- by Graham Holton
- The Guardian
- Issue #2046
ACFS Perth rallied against the blockade, Monday 20th September 2021.
On 10th February 2023, local councillors in Washington DC put up resolution PR25-0113 calling for the Biden administration to remove Cuba from the State Sponsors of Terrorism List and to lift the 63-year-old US political and economic blockade (el bloqueo) of the Caribbean Island.
Within the United States, at least 67 resolutions have been passed by state legislatures, county and city councils and school boards. Lobbying groups such as Engage Cuba have also called for the end of the embargo of the Republic of Cuba.
For decades there have been calls against the US economic embargo. The majority of the countries in the United Nations General Assembly have voted more than 30 times to end the embargo, passing a resolution every year since 1992.
The US and Israel are the only nations to consistently vote against these resolutions. Political pressure from the anti-Castro lobbying groups in Florida and the anti-Communist Right Wing in the USA ensure the embargo remains.
In 1959, with the collapse of the Batista regime, the rebel forces under Fidel Castro took over the island nation. The Castro government ended the Mafia control of night clubs and stopped the massive corruption of the previous regime. The Socialist government stopped the US corporations’ hold over the Cuban economy, nationalising large land holdings to be given to the peasant farmers. These achievements did not go down well with the US government.
In 1960 Deputy Assistant Secretary of State, Lestor Mallory, called for a blockade, an “embargo” of Cuba, which the Eisenhower administration implemented. On 7th February 1962, under the Kennedy administration, the embargo was extended to include almost all Cuban exports. During the Missile Crisis in October 1962, a blockade of the island almost led to World War III, when US warships dropped depth charges on Soviet submarines carrying nuclear warheads.
The Johnson administration adopted the policy of “economic denial,” using the member countries of the OAS (Organisation of American States) and NATO (North Atlantic Treaty Organisation) to apply political pressure on Cuba for the Socialist government to step down. Only Spain and Mexico refused to cooperate with US imperialist demands.

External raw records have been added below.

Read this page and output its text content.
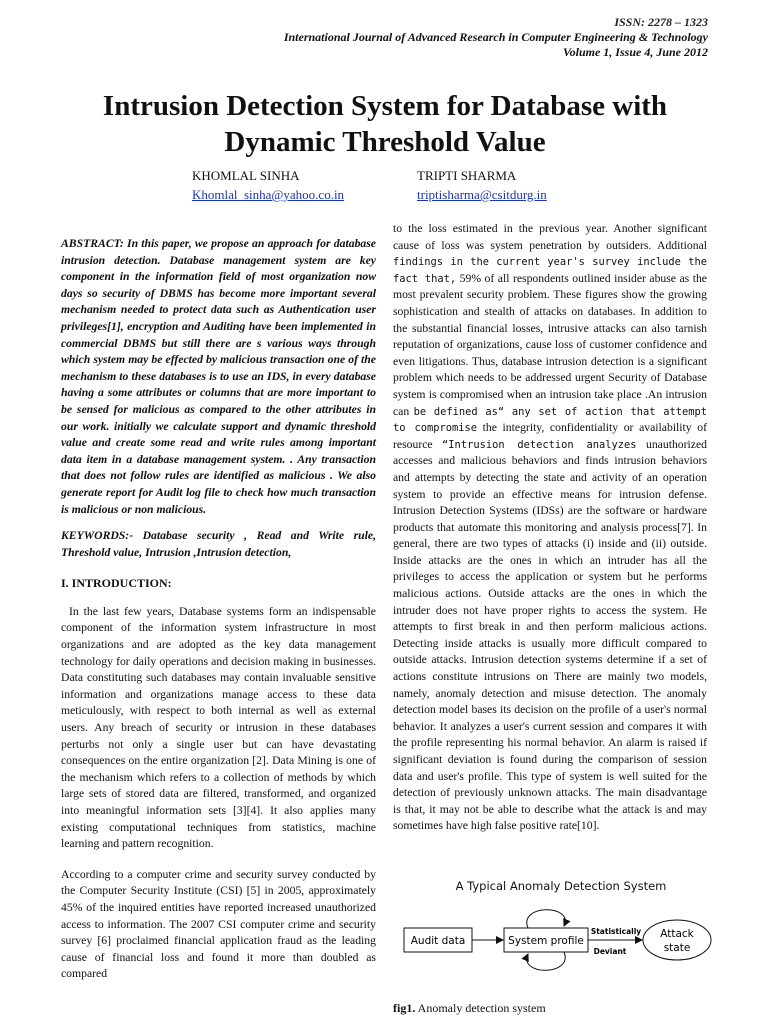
ISSN: 2278 – 1323
International Journal of Advanced Research in Computer Engineering & Technology
Volume 1, Issue 4, June 2012
Intrusion Detection System for Database with
Dynamic Threshold Value
KHOMLAL SINHA
Khomlal_sinha@yahoo.co.in
TRIPTI SHARMA
triptisharma@csitdurg.in

ABSTRACT: In this paper, we propose an approach for database intrusion detection. Database management system are key component in the information field of most organization now days so security of DBMS has become more important several mechanism needed to protect data such as Authentication user privileges[1], encryption and Auditing have been implemented in commercial DBMS but still there are s various ways through which system may be effected by malicious transaction one of the mechanism to these databases is to use an IDS, in every database having a some attributes or columns that are more important to be sensed for malicious as compared to the other attributes in our work. initially we calculate support and dynamic threshold value and create some read and write rules among important data item in a database management system. . Any transaction that does not follow rules are identified as malicious . We also generate report for Audit log file to check how much transaction is malicious or non malicious.

KEYWORDS:- Database security , Read and Write rule, Threshold value, Intrusion ,Intrusion detection,

I. INTRODUCTION:

In the last few years, Database systems form an indispensable component of the information system infrastructure in most organizations and are adopted as the key data management technology for daily operations and decision making in businesses. Data constituting such databases may contain invaluable sensitive information and organizations manage access to these data meticulously, with respect to both internal as well as external users. Any breach of security or intrusion in these databases perturbs not only a single user but can have devastating consequences on the entire organization [2]. Data Mining is one of the mechanism which refers to a collection of methods by which large sets of stored data are filtered, transformed, and organized into meaningful information sets [3][4]. It also applies many existing computational techniques from statistics, machine learning and pattern recognition.

According to a computer crime and security survey conducted by the Computer Security Institute (CSI) [5] in 2005, approximately 45% of the inquired entities have reported increased unauthorized access to information. The 2007 CSI computer crime and security survey [6] proclaimed financial application fraud as the leading cause of financial loss and found it more than doubled as compared

to the loss estimated in the previous year. Another significant cause of loss was system penetration by outsiders. Additional findings in the current year's survey include the fact that, 59% of all respondents outlined insider abuse as the most prevalent security problem. These figures show the growing sophistication and stealth of attacks on databases. In addition to the substantial financial losses, intrusive attacks can also tarnish reputation of organizations, cause loss of customer confidence and even litigations. Thus, database intrusion detection is a significant problem which needs to be addressed urgent Security of Database system is compromised when an intrusion take place .An intrusion can be defined as“ any set of action that attempt to compromise the integrity, confidentiality or availability of resource “Intrusion detection analyzes unauthorized accesses and malicious behaviors and finds intrusion behaviors and attempts by detecting the state and activity of an operation system to provide an effective means for intrusion defense. Intrusion Detection Systems (IDSs) are the software or hardware products that automate this monitoring and analysis process[7]. In general, there are two types of attacks (i) inside and (ii) outside. Inside attacks are the ones in which an intruder has all the privileges to access the application or system but he performs malicious actions. Outside attacks are the ones in which the intruder does not have proper rights to access the system. He attempts to first break in and then perform malicious actions. Detecting inside attacks is usually more difficult compared to outside attacks. Intrusion detection systems determine if a set of actions constitute intrusions on There are mainly two models, namely, anomaly detection and misuse detection. The anomaly detection model bases its decision on the profile of a user's normal behavior. It analyzes a user's current session and compares it with the profile representing his normal behavior. An alarm is raised if significant deviation is found during the comparison of session data and user's profile. This type of system is well suited for the detection of previously unknown attacks. The main disadvantage is that, it may not be able to describe what the attack is and may sometimes have high false positive rate[10].

A Typical Anomaly Detection System
Audit data	System profile
Statistically
Deviant
Attack
state
fig1. Anomaly detection system
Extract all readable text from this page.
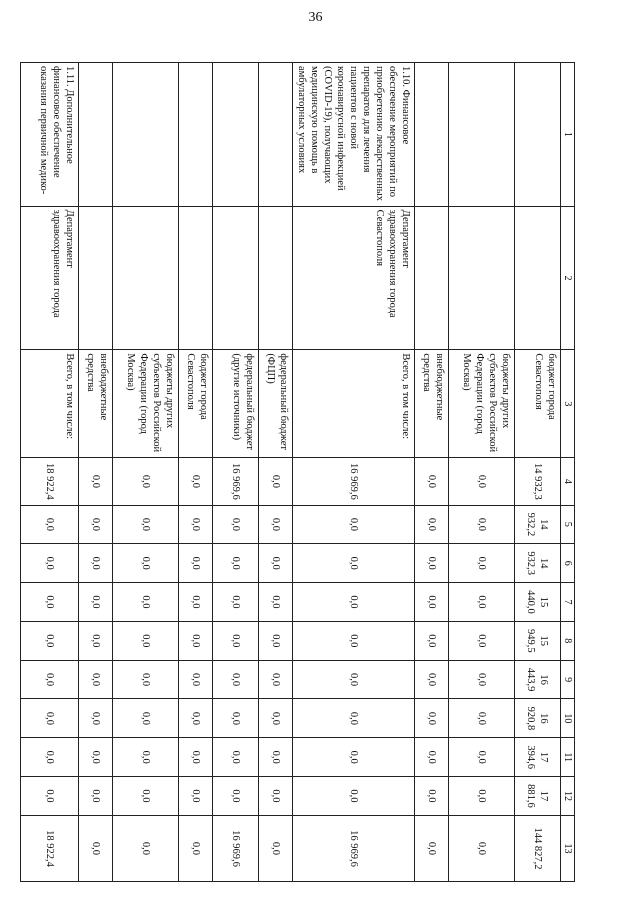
36
1	2	3	4	5	6	7	8	9	10	11	12	13
		бюджет города Севастополя	14 932,3	14 932,2	14 932,3	15 440,0	15 949,5	16 443,9	16 920,8	17 394,6	17 881,6	144 827,2
		бюджеты других субъектов Российской Федерации (город Москва)	0,0	0,0	0,0	0,0	0,0	0,0	0,0	0,0	0,0	0,0
		внебюджетные средства	0,0	0,0	0,0	0,0	0,0	0,0	0,0	0,0	0,0	0,0
1.10. Финансовое обеспечение мероприятий по приобретению лекарственных препаратов для лечения пациентов с новой коронавирусной инфекцией (COVID-19), получающих медицинскую помощь в амбулаторных условиях	Департамент здравоохранения города Севастополя	Всего, в том числе:	16 969,6	0,0	0,0	0,0	0,0	0,0	0,0	0,0	0,0	16 969,6
		федеральный бюджет (ФЦП)	0,0	0,0	0,0	0,0	0,0	0,0	0,0	0,0	0,0	0,0
		федеральный бюджет (другие источники)	16 969,6	0,0	0,0	0,0	0,0	0,0	0,0	0,0	0,0	16 969,6
		бюджет города Севастополя	0,0	0,0	0,0	0,0	0,0	0,0	0,0	0,0	0,0	0,0
		бюджеты других субъектов Российской Федерации (город Москва)	0,0	0,0	0,0	0,0	0,0	0,0	0,0	0,0	0,0	0,0
		внебюджетные средства	0,0	0,0	0,0	0,0	0,0	0,0	0,0	0,0	0,0	0,0
1.11. Дополнительное финансовое обеспечение оказания первичной медико-	Департамент здравоохранения города	Всего, в том числе:	18 922,4	0,0	0,0	0,0	0,0	0,0	0,0	0,0	0,0	18 922,4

Following the end of the USSR and the East European socialist bloc of countries in 1991, Cuba had few trading partners and no financial, military, or political aid. The US government reinforced its blockade with new restrictive measures, when Cuba was at the peak of its worst economic crisis since 1959.
The Cuban Liberty and Democratic Solidarity (Libertad) Act of 1996 (Helms-Burton Act) restricted US citizens from doing commerce in or with Cuba and mandated restrictions on giving public or private assistance to any successor government in Havana until US claims were met. In 1999, President Bill Clinton expanded the trade embargo by stopping foreign subsidiaries of US companies trading with Cuba. The following year Clinton authorised the sale of food and humanitarian products to Cuba, which was experiencing an economic crisis.
The relaxation of sanctions under Obama, was stopped by the Trump administration, which thrust new sanctions upon the Cuban people. On 17th May 2022, the Biden Administration reinstated “the Cuba Family Reunification Parole program and increasing consular services, lifting a $1,000 cap on family remittances, increasing support for Cuban entrepreneurs, and expanding authorised travel.” The “Cuban government-and military-aligned companies” were not removed from the Cuba Restricted List.
In January 2012, an Angus Reid Public Opinion poll showed that 57 percent of Americans called for an end to the travel ban that prevented US citizens from visiting Cuba. In 2015 Al Jazeera reported that since its inception in 1960, the embargo had cost the Cuban economy US$1.1 trillion. On 1st June 2022, the US Transportation Department lifted restrictions on flights to Cuba. The embargo continues to stifle the national economy, creating further suffering for the poor on this Caribbean Island.